Worship, healings, obedience… Compassion, Joy, strength…

Everything God asks us to do must be done in tandem with Him!




When He does it through us, and for us, it is effortless and therefore cannot provoke pride! Things we expend our self efforts to attain can help us climb the ladder of pride… things we humbly receive as free gifts will cause GOD to be glorified!




So here I am, RESTING in the most freedom I’ve ever experienced, more lovesick for Jesus than I’ve ever been, becoming more confident in HIM as I submit myself to Jesus, the author and finisher of my faith, and what did I do to earn this?




Absolutely nothing.




I’ve entered into the rest!




Power was a snare to me, so in His loving kindness, as a good Father, God removed it from me temporarily because He loves ME and wants ME to grow in His Character and His Nature.




Little by little, God provides small opportunities here and there for me to move in ministry, but it’s not like before.




Now instead of being driven by my own desires of self validation, I’m moved by compassion to heal the sick, and I only move when God says to.




When I try to heal someone because “I think it’s a good idea,”or “because the Bible says so” it doesn’t work. I truly understand how important it is to do exclusively What I see the Father doing… He supplies the power, the compassion, the ASSURANCE and ability to do only what He is telling me to do, all by the Spirit.

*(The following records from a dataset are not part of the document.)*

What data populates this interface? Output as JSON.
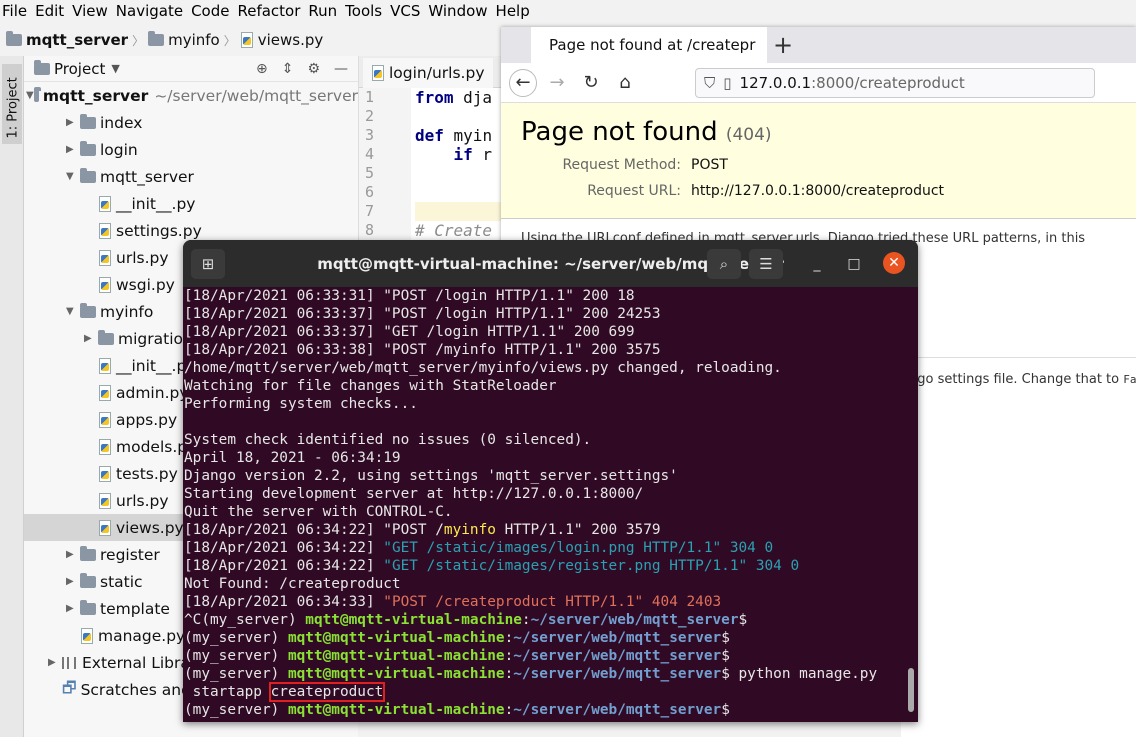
{
  "menubar": [
    "File",
    "Edit",
    "View",
    "Navigate",
    "Code",
    "Refactor",
    "Run",
    "Tools",
    "VCS",
    "Window",
    "Help"
  ],
  "breadcrumb": [
    "mqtt_server",
    "myinfo",
    "views.py"
  ],
  "left_tab": "1: Project",
  "project": {
    "header": "Project",
    "root": "mqtt_server",
    "root_path": "~/server/web/mqtt_server",
    "items": [
      "index",
      "login",
      "mqtt_server",
      "__init__.py",
      "settings.py",
      "urls.py",
      "wsgi.py",
      "myinfo",
      "migrations",
      "__init__.py",
      "admin.py",
      "apps.py",
      "models.py",
      "tests.py",
      "urls.py",
      "views.py",
      "register",
      "static",
      "template",
      "manage.py",
      "External Libraries",
      "Scratches and Co"
    ]
  },
  "editor": {
    "tab": "login/urls.py",
    "line_numbers": [
      "1",
      "2",
      "3",
      "4",
      "5",
      "6",
      "7",
      "8"
    ],
    "lines": [
      {
        "kw": "from",
        "rest": " dja"
      },
      {
        "kw": "",
        "rest": ""
      },
      {
        "kw": "def",
        "rest": " myin"
      },
      {
        "kw": "    if",
        "rest": " r"
      },
      {
        "kw": "",
        "rest": ""
      },
      {
        "kw": "",
        "rest": ""
      },
      {
        "kw": "",
        "rest": ""
      },
      {
        "kw": "",
        "rest": "# Create"
      }
    ]
  },
  "browser": {
    "tab_title": "Page not found at /createpr",
    "url_host": "127.0.0.1",
    "url_rest": ":8000/createproduct",
    "heading": "Page not found",
    "status": "(404)",
    "req_method_label": "Request Method:",
    "req_method": "POST",
    "req_url_label": "Request URL:",
    "req_url": "http://127.0.0.1:8000/createproduct",
    "body_line": "Using the URLconf defined in mqtt_server.urls, Django tried these URL patterns, in this order:",
    "tail_line": "ngo settings file. Change that to",
    "tail_code": "False"
  },
  "terminal": {
    "title": "mqtt@mqtt-virtual-machine: ~/server/web/mqtt_server",
    "lines": [
      [
        {
          "t": "[18/Apr/2021 06:33:31] \"POST /login HTTP/1.1\" 200 18",
          "c": ""
        }
      ],
      [
        {
          "t": "[18/Apr/2021 06:33:37] \"POST /login HTTP/1.1\" 200 24253",
          "c": ""
        }
      ],
      [
        {
          "t": "[18/Apr/2021 06:33:37] \"GET /login HTTP/1.1\" 200 699",
          "c": ""
        }
      ],
      [
        {
          "t": "[18/Apr/2021 06:33:38] \"POST /myinfo HTTP/1.1\" 200 3575",
          "c": ""
        }
      ],
      [
        {
          "t": "/home/mqtt/server/web/mqtt_server/myinfo/views.py changed, reloading.",
          "c": ""
        }
      ],
      [
        {
          "t": "Watching for file changes with StatReloader",
          "c": ""
        }
      ],
      [
        {
          "t": "Performing system checks...",
          "c": ""
        }
      ],
      [
        {
          "t": "",
          "c": ""
        }
      ],
      [
        {
          "t": "System check identified no issues (0 silenced).",
          "c": ""
        }
      ],
      [
        {
          "t": "April 18, 2021 - 06:34:19",
          "c": ""
        }
      ],
      [
        {
          "t": "Django version 2.2, using settings 'mqtt_server.settings'",
          "c": ""
        }
      ],
      [
        {
          "t": "Starting development server at http://127.0.0.1:8000/",
          "c": ""
        }
      ],
      [
        {
          "t": "Quit the server with CONTROL-C.",
          "c": ""
        }
      ],
      [
        {
          "t": "[18/Apr/2021 06:34:22] \"POST /",
          "c": ""
        },
        {
          "t": "myinfo",
          "c": "yel"
        },
        {
          "t": " HTTP/1.1\" 200 3579",
          "c": ""
        }
      ],
      [
        {
          "t": "[18/Apr/2021 06:34:22] ",
          "c": ""
        },
        {
          "t": "\"GET /static/images/login.png HTTP/1.1\" 304 0",
          "c": "cyan"
        }
      ],
      [
        {
          "t": "[18/Apr/2021 06:34:22] ",
          "c": ""
        },
        {
          "t": "\"GET /static/images/register.png HTTP/1.1\" 304 0",
          "c": "cyan"
        }
      ],
      [
        {
          "t": "Not Found: /createproduct",
          "c": ""
        }
      ],
      [
        {
          "t": "[18/Apr/2021 06:34:33] ",
          "c": ""
        },
        {
          "t": "\"POST /createproduct HTTP/1.1\" 404 2403",
          "c": "red"
        }
      ],
      [
        {
          "t": "^C(my_server) ",
          "c": ""
        },
        {
          "t": "mqtt@mqtt-virtual-machine",
          "c": "grn"
        },
        {
          "t": ":",
          "c": ""
        },
        {
          "t": "~/server/web/mqtt_server",
          "c": "blu"
        },
        {
          "t": "$",
          "c": ""
        }
      ],
      [
        {
          "t": "(my_server) ",
          "c": ""
        },
        {
          "t": "mqtt@mqtt-virtual-machine",
          "c": "grn"
        },
        {
          "t": ":",
          "c": ""
        },
        {
          "t": "~/server/web/mqtt_server",
          "c": "blu"
        },
        {
          "t": "$",
          "c": ""
        }
      ],
      [
        {
          "t": "(my_server) ",
          "c": ""
        },
        {
          "t": "mqtt@mqtt-virtual-machine",
          "c": "grn"
        },
        {
          "t": ":",
          "c": ""
        },
        {
          "t": "~/server/web/mqtt_server",
          "c": "blu"
        },
        {
          "t": "$",
          "c": ""
        }
      ],
      [
        {
          "t": "(my_server) ",
          "c": ""
        },
        {
          "t": "mqtt@mqtt-virtual-machine",
          "c": "grn"
        },
        {
          "t": ":",
          "c": ""
        },
        {
          "t": "~/server/web/mqtt_server",
          "c": "blu"
        },
        {
          "t": "$ python manage.py",
          "c": ""
        }
      ],
      [
        {
          "t": " startapp ",
          "c": ""
        },
        {
          "t": "createproduct",
          "c": "hl"
        }
      ],
      [
        {
          "t": "(my_server) ",
          "c": ""
        },
        {
          "t": "mqtt@mqtt-virtual-machine",
          "c": "grn"
        },
        {
          "t": ":",
          "c": ""
        },
        {
          "t": "~/server/web/mqtt_server",
          "c": "blu"
        },
        {
          "t": "$",
          "c": ""
        }
      ]
    ]
  }
}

Now instead of constantly searching for opportunities to exalt myself by exploiting Gods gifts for my own personal gain, I’m resting in Gods love, loving the person in front of me into their freedom.

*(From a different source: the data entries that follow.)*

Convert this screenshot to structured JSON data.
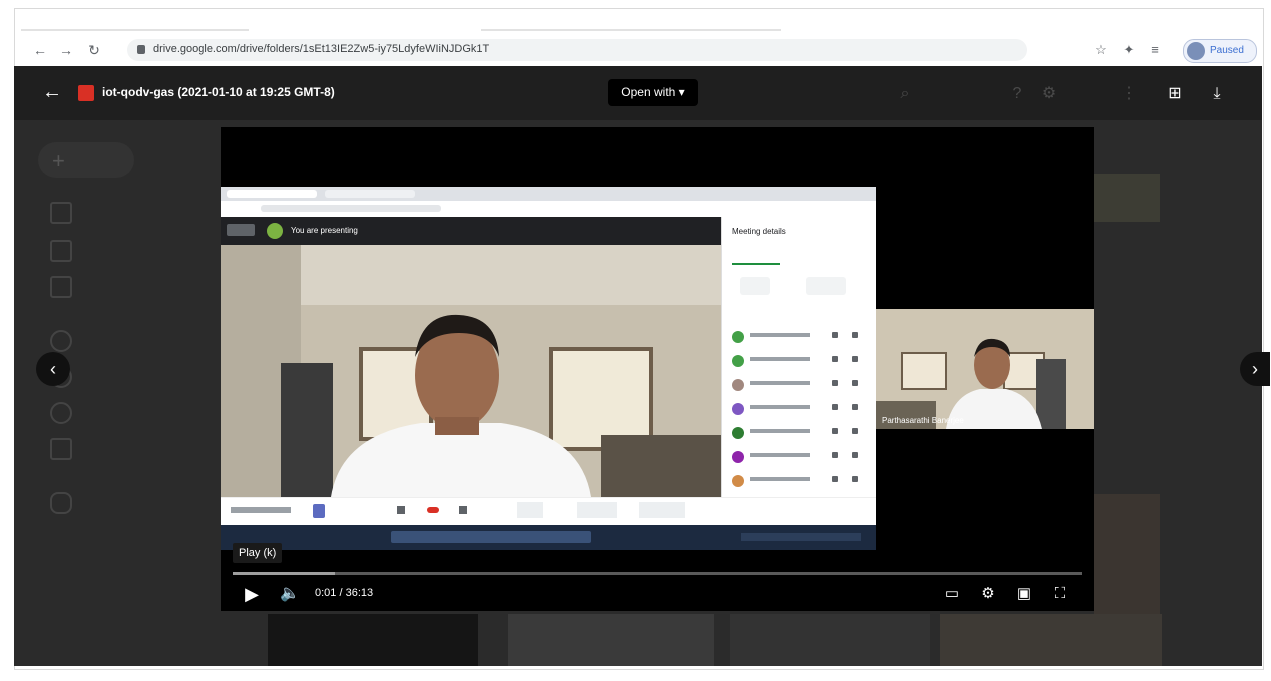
{
  "browser": {
    "url": "drive.google.com/drive/folders/1sEt13IE2Zw5-iy75LdyfeWIiNJDGk1T",
    "profile_label": "Paused",
    "icons": [
      "back-icon",
      "forward-icon",
      "reload-icon",
      "lock-icon",
      "star-icon",
      "extension-icon",
      "reading-list-icon"
    ]
  },
  "viewer": {
    "file_title": "iot-qodv-gas (2021-01-10 at 19:25 GMT-8)",
    "open_with_label": "Open with ▾",
    "icons": [
      "back-arrow-icon",
      "add-comment-icon",
      "download-icon"
    ]
  },
  "player": {
    "tooltip": "Play (k)",
    "time_display": "0:01 / 36:13",
    "progress_fraction": 0.12,
    "icons": [
      "play-icon",
      "volume-icon",
      "captions-icon",
      "settings-icon",
      "miniplayer-icon",
      "fullscreen-icon"
    ]
  },
  "meet": {
    "presenting_text": "You are presenting",
    "panel_title": "Meeting details",
    "participant_count": 7,
    "camera_name": "Parthasarathi Banerjee"
  },
  "colors": {
    "page_bg": "#2b2b2b",
    "viewer_bar": "#1f1f1f",
    "file_icon": "#d93025",
    "profile_text": "#3c6fd1"
  }
}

Rest isn’t laziness… Rest isn’t “doing nothing for a long time” it’s more about what is going on inside your head and your heart.




Rest is trusting in Jesus for sustenance and obeying the Lord.




Its Being satisfied by him, hungering and thirsting for His nearness and desiring Him

More than anything else.




“O God, you are my God; I earnestly search for you. My soul thirsts for you; my whole body longs for you in this parched and weary land where there is no water. I have seen you in your sanctuary and gazed upon your power and glory. Your unfailing love is better than life itself; how I praise you! I will praise you as long as I live, lifting up my hands to you in prayer. You satisfy me more than the richest feast. I will praise you with songs of joy. I lie awake thinking of you, meditating on you through the night. Because you are my helper, I sing for joy in the shadow of your wings. I cling to you; your strong right hand holds me securely.”